La abogada y miembro de la organización civil Ciudadanía Activa, Adriana Vigilanza, calificó la medida aplicada al edificio La Francia como una "pseudo expropiación", un procedimiento arbitrario que se encuentra fuera de la ley, y lesiona los derechos fundamentales de los propietarios.
En este sentido, Vigilanza explicó que para que se pueda concretar una expropiación primero debe existir una declaratoria de utilidad pública por parte de la Asamblea Nacional. Recalcó, además, que en tal caso "la ley exige que primero debe haber un proceso de evaluación en el que se establezca un justiprecio", lo que evidentemente no se hizo, ya que fue una orden directa del Presidente de la República dada el día anterior al desalojo.

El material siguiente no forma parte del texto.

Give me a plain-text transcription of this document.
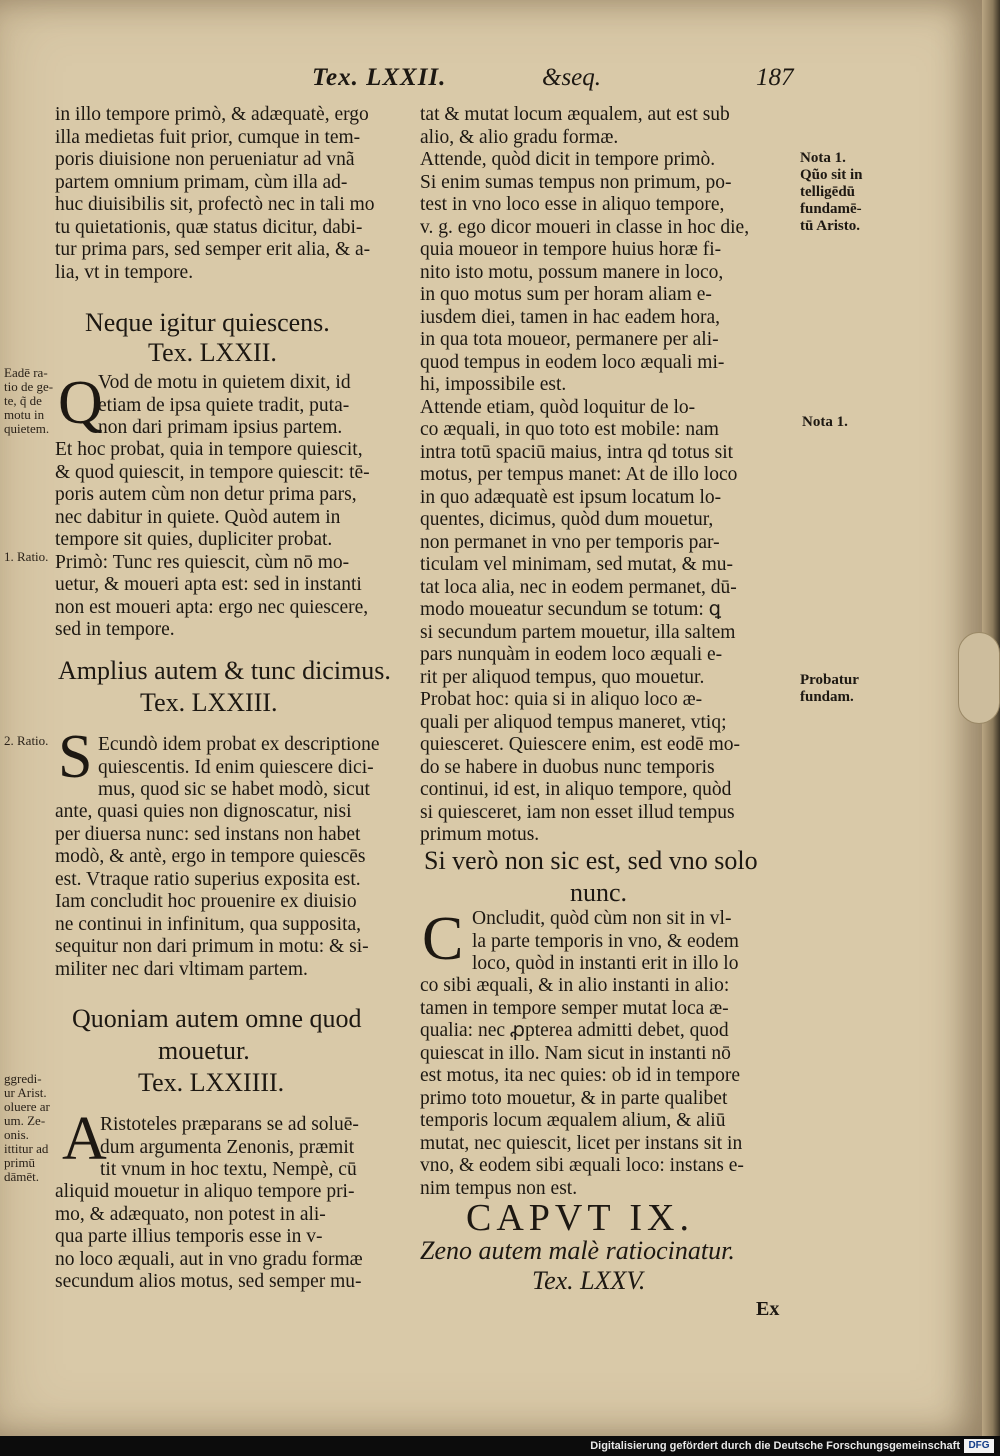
Tex. LXXII.	&seq.	187
in illo tempore primò, & adæquatè, ergo
illa medietas fuit prior, cumque in tem-
poris diuisione non perueniatur ad vnã
partem omnium primam, cùm illa ad-
huc diuisibilis sit, profectò nec in tali mo
tu quietationis, quæ status dicitur, dabi-
tur prima pars, sed semper erit alia, & a-
lia, vt in tempore.
Neque igitur quiescens.
Tex. LXXII.
Q
Vod de motu in quietem dixit, id
etiam de ipsa quiete tradit, puta-
non dari primam ipsius partem.
Et hoc probat, quia in tempore quiescit,
& quod quiescit, in tempore quiescit: tē-
poris autem cùm non detur prima pars,
nec dabitur in quiete. Quòd autem in
tempore sit quies, dupliciter probat.
Primò: Tunc res quiescit, cùm nō mo-
uetur, & moueri apta est: sed in instanti
non est moueri apta: ergo nec quiescere,
sed in tempore.
Amplius autem & tunc dicimus.
Tex. LXXIII.
S Ecundò idem probat ex descriptione
quiescentis. Id enim quiescere dici-
mus, quod sic se habet modò, sicut
ante, quasi quies non dignoscatur, nisi
per diuersa nunc: sed instans non habet
modò, & antè, ergo in tempore quiescēs
est. Vtraque ratio superius exposita est.
Iam concludit hoc prouenire ex diuisio
ne continui in infinitum, qua supposita,
sequitur non dari primum in motu: & si-
militer nec dari vltimam partem.
Quoniam autem omne quod
mouetur.
Tex. LXXIIII.
A
Ristoteles præparans se ad soluē-
dum argumenta Zenonis, præmit
tit vnum in hoc textu, Nempè, cū
aliquid mouetur in aliquo tempore pri-
mo, & adæquato, non potest in ali-
qua parte illius temporis esse in v-
no loco æquali, aut in vno gradu formæ
secundum alios motus, sed semper mu-
Eadē ra-
tio de ge-
te, q̃ de
motu in
quietem.
1. Ratio.
2. Ratio.
ggredi-
ur Arist.
oluere ar
um. Ze-
onis.
ittitur ad
primū
dāmēt.
tat & mutat locum æqualem, aut est sub
alio, & alio gradu formæ.
Attende, quòd dicit in tempore primò.
Si enim sumas tempus non primum, po-
test in vno loco esse in aliquo tempore,
v. g. ego dicor moueri in classe in hoc die,
quia moueor in tempore huius horæ fi-
nito isto motu, possum manere in loco,
in quo motus sum per horam aliam e-
iusdem diei, tamen in hac eadem hora,
in qua tota moueor, permanere per ali-
quod tempus in eodem loco æquali mi-
hi, impossibile est.
Attende etiam, quòd loquitur de lo-
co æquali, in quo toto est mobile: nam
intra totū spaciū maius, intra qd totus sit
motus, per tempus manet: At de illo loco
in quo adæquatè est ipsum locatum lo-
quentes, dicimus, quòd dum mouetur,
non permanet in vno per temporis par-
ticulam vel minimam, sed mutat, & mu-
tat loca alia, nec in eodem permanet, dū-
modo moueatur secundum se totum: ꝗ
si secundum partem mouetur, illa saltem
pars nunquàm in eodem loco æquali e-
rit per aliquod tempus, quo mouetur.
Probat hoc: quia si in aliquo loco æ-
quali per aliquod tempus maneret, vtiq;
quiesceret. Quiescere enim, est eodē mo-
do se habere in duobus nunc temporis
continui, id est, in aliquo tempore, quòd
si quiesceret, iam non esset illud tempus
primum motus.
Si verò non sic est, sed vno solo
nunc.
C Oncludit, quòd cùm non sit in vl-
la parte temporis in vno, & eodem
loco, quòd in instanti erit in illo lo
co sibi æquali, & in alio instanti in alio:
tamen in tempore semper mutat loca æ-
qualia: nec ꝓpterea admitti debet, quod
quiescat in illo. Nam sicut in instanti nō
est motus, ita nec quies: ob id in tempore
primo toto mouetur, & in parte qualibet
temporis locum æqualem alium, & aliū
mutat, nec quiescit, licet per instans sit in
vno, & eodem sibi æquali loco: instans e-
nim tempus non est.
CAPVT IX.
Zeno autem malè ratiocinatur.
Tex. LXXV.
Ex
Nota 1.
Qũo sit in
telligēdū
fundamē-
tū Aristo.
Nota 1.
Probatur
fundam.
Digitalisierung gefördert durch die Deutsche Forschungsgemeinschaft DFG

"Esto fue una confiscación, más acorde con la Constitución de Cuba que con la de Venezuela", afirmó la jurista.
No hay razones de peso
Por su parte, el especialista de Derechos Humanos, Antonio Romero, señaló que para que un bien privado se declare de utilidad pública "deben ser esgrimidas razones de suficiente peso y alcance, fundamentadas en el bienestar colectivo, para que se justifique una medida que, de lo contrario, sería una vulneración a los derechos humanos a la propiedad, al trabajo y a la libertad económica", manifestó.
Así mismo, Romero desestimó el argumento dado por el presidente de la República, Hugo Chávez, quien señaló que los edificios aledaños a la Plaza Bolívar deben convertirse en parte del casco histórico de la ciudad capital. En este sentido, el jurista considera que la razón no es validad "porque eso puede hacerse sin la expropiación, como ocurre en otros países".
"Hay que ver cuál es el criterio que se está utilizando, pero yo estoy convencido que el objetivo es estrictamente de control gubernamental y no de interés colectivo", concluyó Romero.